At 2 months, doctors diagnosed Morton with retinoblastoma, and surgeons at the prestigious eye center at the Hannaman Hospital in Philadelphia removed his right eye. But doctors continued to treat tumors in his left eye until he was nearly 5, his mother said in an April interview.
“When he was 5, his other eye was removed because the cancer came back in a very aggressive way,” she explained.
“I can remember losing my vision — things getting very blurry in my left eye,” Brett Morton told the Herald Ledger in an interview three years ago as he prepared to participate in the survivors lap at the annual Relay for Life.
About six months after losing his left eye, doctors found a brain tumor, and Morton underwent chemotherapy. “He turned 6 right after he finished the chemo,” his mother said in April.
He was cancer free for 13 years — ages 6 to 19.
Despite losing his sight, Morton’s personality was upbeat. He was an average happy, playful child, teenager and young man who happened to be blind, his family and friends have said. He started learning Braille at the Kentucky School for the Blind in Louisville as a 5-year-old kindergartner. And his parents took night classes to learn Braille so they could help him in school. He attended classes at Lyon County schools from Head Start to ninth grade.
He was multitalented and an accomplished drummer.
He graduated from the School for the Blind in 2007, and had completed his freshman year at the University of Louisville and moved into his own apartment when he was stricken with osteoblastic osteosarcoma (bone cancer) last year.
“He was having jaw pain; he was having trouble opening his mouth and (doctors) did a biopsy and found out it was cancer,” Sherry Morton said in the earlier interview.
He then underwent six months of chemotherapy at Vanderbilt. Removal of part of his jaw revealed the cancer was still active, and he underwent another round of chemo before deciding to discontinue it.
“It was one of the worst chemos there is; he was sick for six months,” his mother said, noting at that point, the tumor was pressing on a nerve.
Morton then decided to try alternative medicine, and earlier this year he underwent two rounds of alternative treatment at the Alpha Medical Clinic in Rosarita Beach, Baja California,Mexico, 17 miles south of the U.S.-Mexican border. Immediately thereafter, he went to the Camelot Cancer Center in Tulsa, Okla. for treatment of a tumor in a lymph node.

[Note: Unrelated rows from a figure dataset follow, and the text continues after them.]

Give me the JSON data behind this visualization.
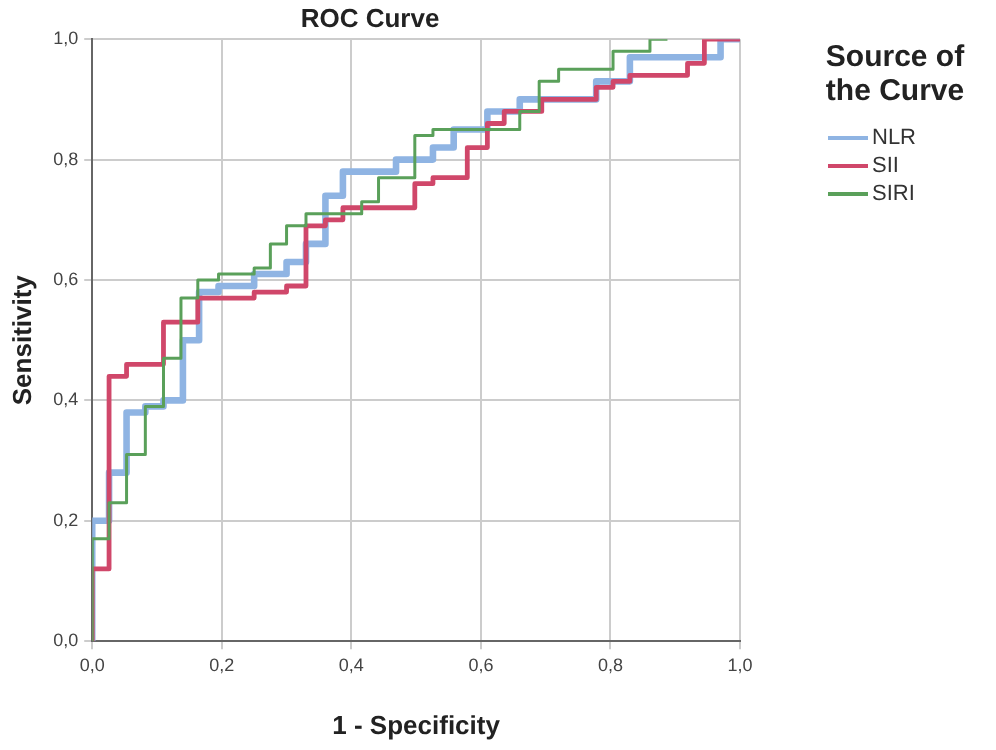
{
  "chart_data": {
    "type": "step",
    "title": "ROC Curve",
    "xlabel": "1 - Specificity",
    "ylabel": "Sensitivity",
    "legend_title": "Source of the Curve",
    "legend": "right",
    "grid": true,
    "marker": "none",
    "line_style": "solid",
    "xlim": [
      0,
      1
    ],
    "ylim": [
      0,
      1
    ],
    "xticks": [
      {
        "value": 0,
        "label": "0,0"
      },
      {
        "value": 0.2,
        "label": "0,2"
      },
      {
        "value": 0.4,
        "label": "0,4"
      },
      {
        "value": 0.6,
        "label": "0,6"
      },
      {
        "value": 0.8,
        "label": "0,8"
      },
      {
        "value": 1,
        "label": "1,0"
      }
    ],
    "yticks": [
      {
        "value": 0,
        "label": "0,0"
      },
      {
        "value": 0.2,
        "label": "0,2"
      },
      {
        "value": 0.4,
        "label": "0,4"
      },
      {
        "value": 0.6,
        "label": "0,6"
      },
      {
        "value": 0.8,
        "label": "0,8"
      },
      {
        "value": 1,
        "label": "1,0"
      }
    ],
    "series": [
      {
        "name": "NLR",
        "color": "#8fb4e3",
        "x": [
          0,
          0,
          0.026,
          0.053,
          0.082,
          0.11,
          0.14,
          0.165,
          0.195,
          0.25,
          0.3,
          0.33,
          0.36,
          0.387,
          0.469,
          0.526,
          0.558,
          0.61,
          0.66,
          0.778,
          0.83,
          0.97,
          1
        ],
        "values": [
          0,
          0.05,
          0.2,
          0.28,
          0.38,
          0.39,
          0.4,
          0.5,
          0.58,
          0.59,
          0.61,
          0.63,
          0.66,
          0.74,
          0.78,
          0.8,
          0.82,
          0.85,
          0.88,
          0.9,
          0.93,
          0.97,
          1
        ]
      },
      {
        "name": "SII",
        "color": "#d0476a",
        "x": [
          0,
          0,
          0.026,
          0.053,
          0.11,
          0.163,
          0.25,
          0.3,
          0.33,
          0.36,
          0.387,
          0.498,
          0.526,
          0.579,
          0.61,
          0.636,
          0.694,
          0.778,
          0.804,
          0.83,
          0.919,
          0.945,
          1
        ],
        "values": [
          0,
          0.01,
          0.12,
          0.44,
          0.46,
          0.53,
          0.57,
          0.58,
          0.59,
          0.69,
          0.7,
          0.72,
          0.76,
          0.77,
          0.82,
          0.86,
          0.88,
          0.9,
          0.92,
          0.93,
          0.94,
          0.96,
          1
        ]
      },
      {
        "name": "SIRI",
        "color": "#5aa05a",
        "x": [
          0,
          0,
          0.026,
          0.053,
          0.082,
          0.11,
          0.137,
          0.163,
          0.195,
          0.25,
          0.275,
          0.3,
          0.33,
          0.416,
          0.442,
          0.498,
          0.526,
          0.66,
          0.69,
          0.72,
          0.804,
          0.861,
          0.888
        ],
        "values": [
          0,
          0.09,
          0.17,
          0.23,
          0.31,
          0.39,
          0.47,
          0.57,
          0.6,
          0.61,
          0.62,
          0.66,
          0.69,
          0.71,
          0.73,
          0.77,
          0.84,
          0.85,
          0.88,
          0.93,
          0.95,
          0.98,
          1
        ]
      }
    ]
  }
}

During the alternative treatments in Mexico and in Oklahoma, Morton was optimistic.
“I can already sense a small change in the shape of the tumor,” he told the Herald Ledger in a mid-April interview from Tulsa.
He was receiving two-hour intravenous outpatient treatments of DMSO (dimehtyl sulfoxide) daily. At the time, he said the only problems he was having were a low energy level and a little pain.

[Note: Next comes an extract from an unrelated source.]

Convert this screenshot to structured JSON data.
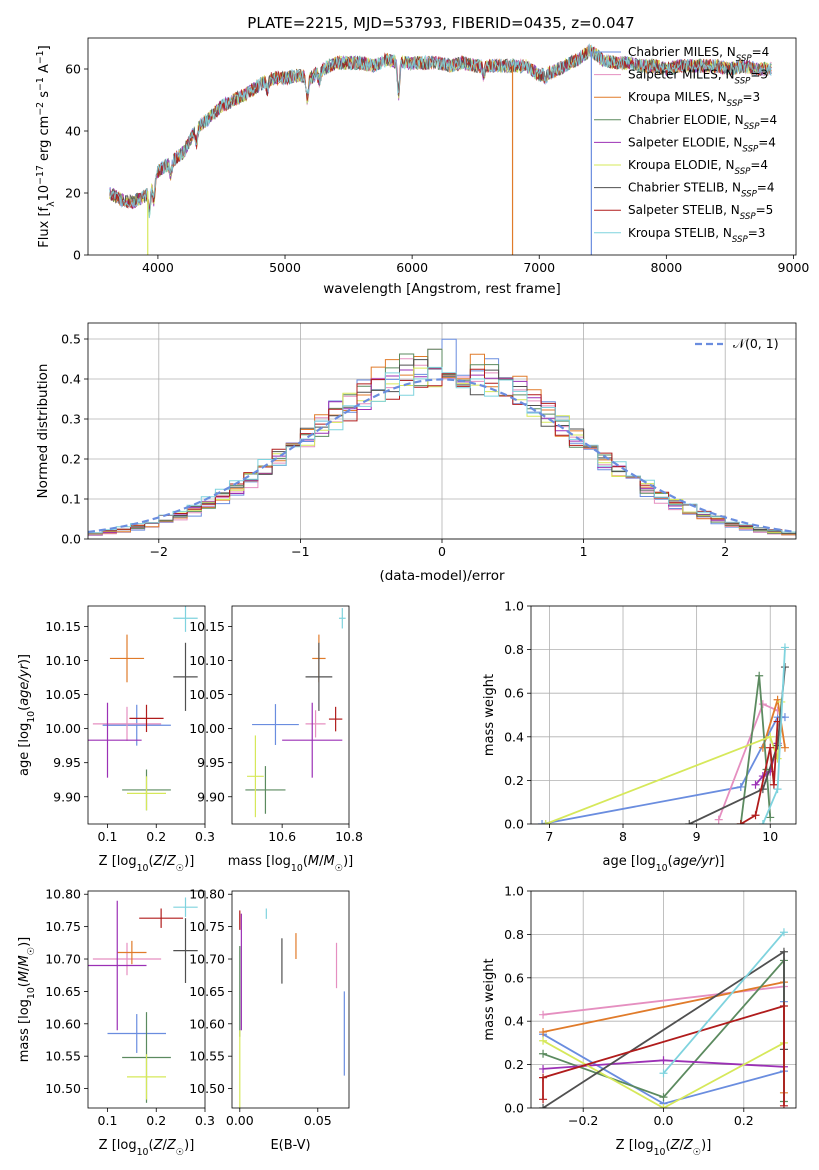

In the end, none of the treatments halted the cancer, and Morton spent most of his last weeks hospitalized at Vanderbilt.
In an e-mail to friends and family early last week, Sherry Morton revealed that her son had commented that he “really did not know what his purpose in life had been.”
“I told him that people forget me, but once they meet him, they never forget him,” she said. “I also told him that I didn’t know how many papers had been written about him for school and college.”
During his last week, Morton talked with doctors regarding procedures to keep him alive. His mother said: “I personally do not know what they discussed, but I do know that there were two doctors and a social worker in tears when they left his room, even though he had them laughing as well.”